The issue is that by containing several lists at once, you're doing far more comparisons than is generally a good idea. It would be perhaps faster just to stick them together and re-sort. It's possible to add two pre-sorted lists in linear time (to the total number of elements). More than that, and you're looking at log(n).

If you're familiar with quicksort, the second part of the algorithm is to sum together a bunch of sorted lists in a sorted fashion. You could basically just use that. Infact, it might well flat out be faster to just concatenate the lists and quicksort.

DeadMG
Yeah that's not right. If all he needs to do is the second part, then it won't be faster to do the whole thing. The time it would take to do 3 lists is m + n + o, which ultimately comes back down to O(n).
Craig Wilson
+1  A: 

This looks like a terribly useful function to have around so i decided to take a stab at it. My approach is a lot like heightechrider in that it breaks the problem down into merging two sorted IEnumerables into one, then taking that one and merging it with the next in the list.
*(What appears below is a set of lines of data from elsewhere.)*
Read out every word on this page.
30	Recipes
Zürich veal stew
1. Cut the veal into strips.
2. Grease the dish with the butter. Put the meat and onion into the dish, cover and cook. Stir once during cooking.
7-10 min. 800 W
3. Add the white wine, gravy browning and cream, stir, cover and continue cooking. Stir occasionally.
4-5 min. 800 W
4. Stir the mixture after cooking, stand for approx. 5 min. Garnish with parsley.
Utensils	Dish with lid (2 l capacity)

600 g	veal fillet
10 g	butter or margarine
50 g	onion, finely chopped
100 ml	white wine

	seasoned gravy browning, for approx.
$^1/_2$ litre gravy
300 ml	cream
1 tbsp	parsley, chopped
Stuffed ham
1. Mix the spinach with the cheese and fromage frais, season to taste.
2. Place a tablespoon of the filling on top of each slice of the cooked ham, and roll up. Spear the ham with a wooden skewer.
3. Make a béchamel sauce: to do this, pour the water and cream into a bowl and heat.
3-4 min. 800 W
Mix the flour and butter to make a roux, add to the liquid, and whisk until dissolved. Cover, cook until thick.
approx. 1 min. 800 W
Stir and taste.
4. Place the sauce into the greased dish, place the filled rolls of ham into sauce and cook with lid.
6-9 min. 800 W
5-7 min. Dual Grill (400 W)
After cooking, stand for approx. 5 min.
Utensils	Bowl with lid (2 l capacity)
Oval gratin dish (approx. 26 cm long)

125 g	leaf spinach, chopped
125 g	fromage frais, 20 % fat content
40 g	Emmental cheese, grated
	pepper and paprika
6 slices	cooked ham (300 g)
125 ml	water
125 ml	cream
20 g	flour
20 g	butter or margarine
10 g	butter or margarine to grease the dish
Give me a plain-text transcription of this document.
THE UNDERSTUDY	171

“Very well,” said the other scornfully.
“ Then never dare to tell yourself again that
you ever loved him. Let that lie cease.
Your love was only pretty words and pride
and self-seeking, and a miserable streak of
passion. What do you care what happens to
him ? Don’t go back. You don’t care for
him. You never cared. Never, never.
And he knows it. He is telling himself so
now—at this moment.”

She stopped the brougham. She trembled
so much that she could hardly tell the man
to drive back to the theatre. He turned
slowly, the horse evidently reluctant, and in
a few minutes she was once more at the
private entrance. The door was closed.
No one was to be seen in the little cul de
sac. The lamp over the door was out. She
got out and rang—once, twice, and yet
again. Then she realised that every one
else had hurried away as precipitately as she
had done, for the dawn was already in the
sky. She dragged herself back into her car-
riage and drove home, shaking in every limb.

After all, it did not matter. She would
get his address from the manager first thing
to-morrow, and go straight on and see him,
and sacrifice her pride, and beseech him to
There is most likely some optimization you can do but it works with my simple testcase:

      public static IEnumerable<T> mergeSortedEnumerables<T>(
            this IEnumerable<IEnumerable<T>> listOfLists, 
            Func<T, T, Boolean> func)
      {
            IEnumerable<T> l1 = new List<T>{};
            foreach (var l in listOfLists)
            {
                 l1 = l1.mergeTwoSorted(l, func);
            }

            foreach (var t in l1)
            {
                 yield return t;
            }
      }

      public static IEnumerable<T> mergeTwoSorted<T>(
            this IEnumerable<T> l1, 
            IEnumerable<T> l2, 
            Func<T, T, Boolean> func)
      {
            using (var enumerator1 = l1.GetEnumerator())
            using (var enumerator2 = l2.GetEnumerator())
            {
                 bool enum1 = enumerator1.MoveNext();
                 bool enum2 = enumerator2.MoveNext();
                 while (enum1 || enum2)
                 {
                      T t1 = enumerator1.Current;
                      T t2 = enumerator2.Current;

                      //if they are both false
                      if (!enum1 && !enum2)
                      {
                            break;
                      }
                      //if enum1 is false
                      else if (!enum1)
                      {
                            enum2 = enumerator2.MoveNext();
                            yield return t2;

                      }
                      //if enum2 is false
                      else if (!enum2)
                      {
                            enum1 = enumerator1.MoveNext();
                            yield return t1;

                      }
                      //they are both true
                      else
                      {
                            //if func returns true then t1 < t2
                            if (func(t1, t2))
                            {
                                 enum1 = enumerator1.MoveNext();
                                 yield return t1;

                            }
                            else
                            {
                                 enum2 = enumerator2.MoveNext();
                                 yield return t2;

                            }
                      }
                 }
            }
      }

Then to test it:

                List<int> ws = new List<int>() { 1, 8, 9, 16, 17, 21 };
                List<int> xs = new List<int>() { 2, 7, 10, 15, 18 };
                List<int> ys = new List<int>() { 3, 6, 11, 14 };
                List<int> zs = new List<int>() { 4, 5, 12, 13, 19, 20 };
                List<IEnumerable<int>> lss = new List<IEnumerable<int>> { ws, xs, ys, zs };

                foreach (var v in lss.mergeSortedEnumerables(compareInts))
                {
                     Console.WriteLine(v);
                }
cirons42